It was exactly 50 years ago today that Bob Dylan walked into Studio A at Columbia Records in New York and recorded “Like a Rolling Stone,” which we have called the single greatest song of all time. The track was on store shelves just a month later, where it shot to Number Two on the Billboard Hot 100 (held back only by the Beatles’ “Help!”) and influenced an entire new generation of rock stars. “That snare shot sounded like somebody’d kicked open the door to your mind,” Bruce Springsteen said when he inducted Dylan into the Rock and Roll Hall of Fame in 1988. “When I was 15 and I heard ‘Like a Rolling Stone,’ I heard a guy who had the guts to take on the whole world and who made me feel like I had to too.”
Just one month before before recording “Like a Rolling Stone,” Dylan was in Europe wrapping up the solo acoustic tour chronicled in D.A. Pennebaker’s documentary Don’t Look Back. The electric “Subterranean Homesick Blues” had been out for three months and was all over the radio, but his concerts were completely unplugged affairs and protest songs like “The Lonesome Death of Hattie Carroll” and “The Times They Are-A Changin'” were still sprinkled into his set list. But somewhere on the tour, he began penning a long, free-form piece of writing he compared to “vomit.” [It was] just a rhythm thing on paper all about my steady hatred,” he said, “directed at some point that was honest.”
He headed back to Woodstock when the tour wrapped and continued to work on the piece. “The first two lines, which rhymed ‘kiddin’ you’ and ‘didn’t you,’ just about knocked me out,” he told Rolling Stone in 1988, “and when I got to the jugglers and the chrome horse and the princess on the steeple, it all just about got to be too much.” It’s a venomous song, but he’s never public revealed the inspiration, assuming it was even a single person. People have guessed that “Miss Lonely” is everyone from Edie Sedgwick to Marianne Faithfull or even Joan Baez, but the answer is almost certainly not that simple.

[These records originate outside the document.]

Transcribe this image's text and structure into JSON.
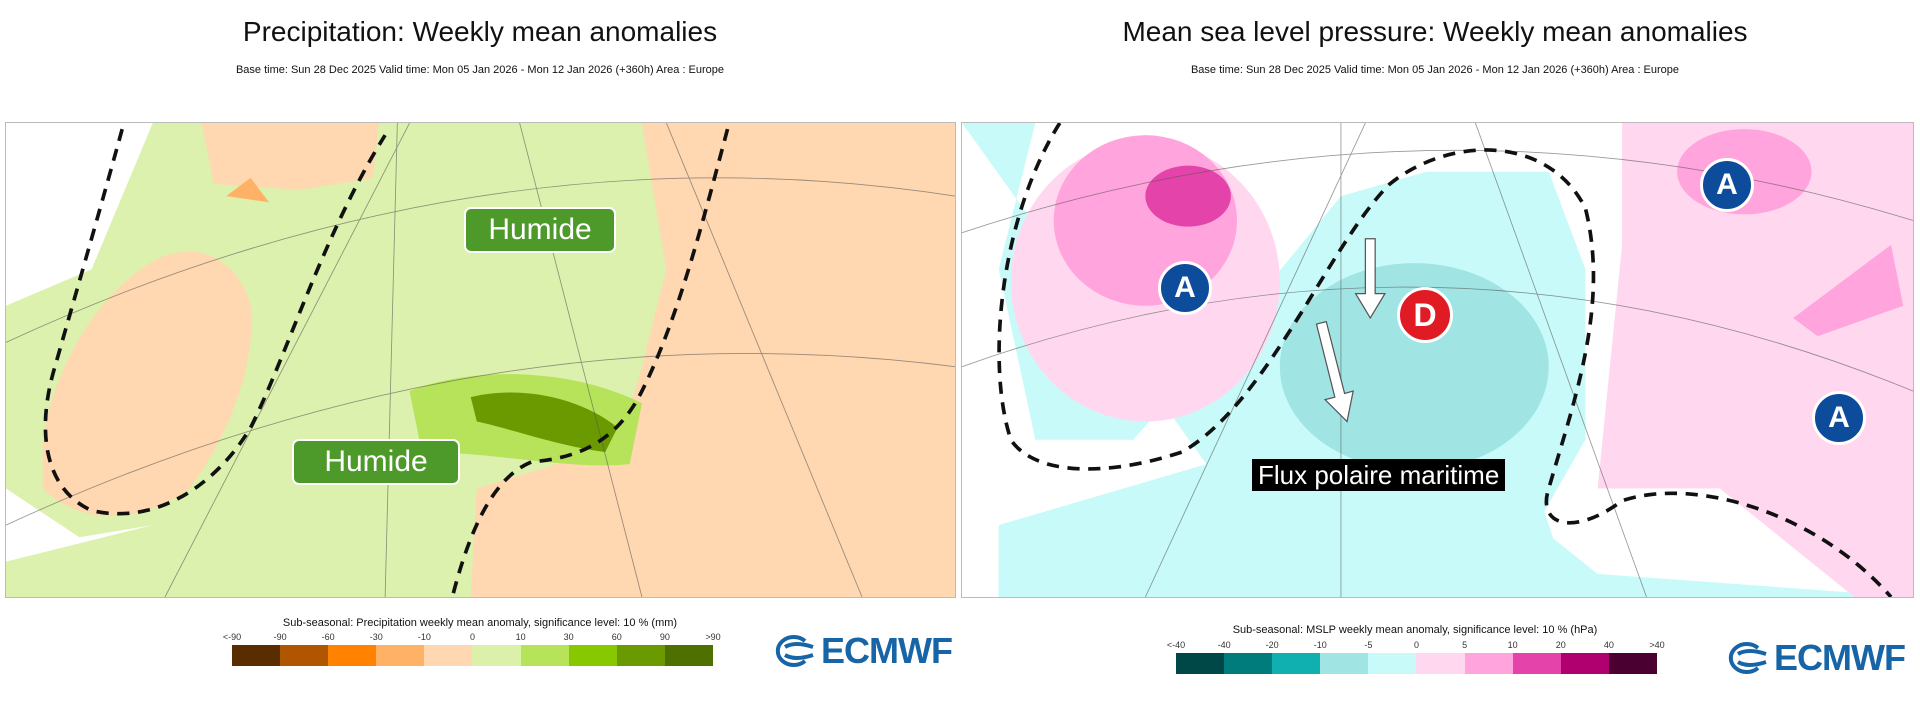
{
  "left": {
    "title": "Precipitation: Weekly mean anomalies",
    "subtitle": "Base time: Sun 28 Dec 2025 Valid time: Mon 05 Jan 2026 - Mon 12 Jan 2026 (+360h) Area : Europe",
    "annotations": [
      "Humide",
      "Humide"
    ],
    "legend": {
      "title": "Sub-seasonal: Precipitation weekly mean anomaly, significance level: 10 % (mm)",
      "ticks": [
        "<-90",
        "-90",
        "-60",
        "-30",
        "-10",
        "0",
        "10",
        "30",
        "60",
        "90",
        ">90"
      ],
      "colors": [
        "#5a2d00",
        "#b05500",
        "#ff8200",
        "#ffb266",
        "#ffd7b0",
        "#dbf0a8",
        "#b6e35a",
        "#88c800",
        "#6a9a00",
        "#4e7000"
      ]
    },
    "logo": "ECMWF"
  },
  "right": {
    "title": "Mean sea level pressure: Weekly mean anomalies",
    "subtitle": "Base time: Sun 28 Dec 2025 Valid time: Mon 05 Jan 2026 - Mon 12 Jan 2026 (+360h) Area : Europe",
    "annotations": {
      "highs": [
        "A",
        "A",
        "A"
      ],
      "low": "D",
      "flow": "Flux polaire maritime"
    },
    "legend": {
      "title": "Sub-seasonal: MSLP weekly mean anomaly, significance level: 10 % (hPa)",
      "ticks": [
        "<-40",
        "-40",
        "-20",
        "-10",
        "-5",
        "0",
        "5",
        "10",
        "20",
        "40",
        ">40"
      ],
      "colors": [
        "#004848",
        "#007c7c",
        "#10b0b0",
        "#a0e4e4",
        "#c8fafa",
        "#ffd8f0",
        "#ffa4dc",
        "#e444aa",
        "#b00070",
        "#4a0030"
      ]
    },
    "logo": "ECMWF"
  },
  "chart_data": [
    {
      "type": "heatmap",
      "title": "Precipitation: Weekly mean anomalies",
      "legend_title": "Sub-seasonal: Precipitation weekly mean anomaly, significance level: 10 % (mm)",
      "bins": [
        "<-90",
        "-90",
        "-60",
        "-30",
        "-10",
        "0",
        "10",
        "30",
        "60",
        "90",
        ">90"
      ],
      "annotations": [
        "Humide",
        "Humide"
      ]
    },
    {
      "type": "heatmap",
      "title": "Mean sea level pressure: Weekly mean anomalies",
      "legend_title": "Sub-seasonal: MSLP weekly mean anomaly, significance level: 10 % (hPa)",
      "bins": [
        "<-40",
        "-40",
        "-20",
        "-10",
        "-5",
        "0",
        "5",
        "10",
        "20",
        "40",
        ">40"
      ],
      "annotations": [
        "A",
        "A",
        "A",
        "D",
        "Flux polaire maritime"
      ]
    }
  ]
}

The song began to take shape on June 15th, 1965 when Dylan started work on Highway 61 Revisited with producer Tom Wilson, guitarist Mike Bloomfield, pianist Paul Griffin, drummer Bobby Gregg and bassist Joseph Macho. “I saw him at a few parties and then out of the clear-blue sky, he called me on the phone to cut a record,” Bloomfield told Rolling Stone in 1968. “So I bought a Fender, a really good guitar for the first time in my life, without a case, a Telecaster. . .I had never been on a professional, big-time session with studio musicians. I didn’t know anything. I liked the songs. If you had been there, you would have seen it was a very disorganized, weird scene. Since then I’ve played on millions of sessions and I realize how really weird that Dylan session was.”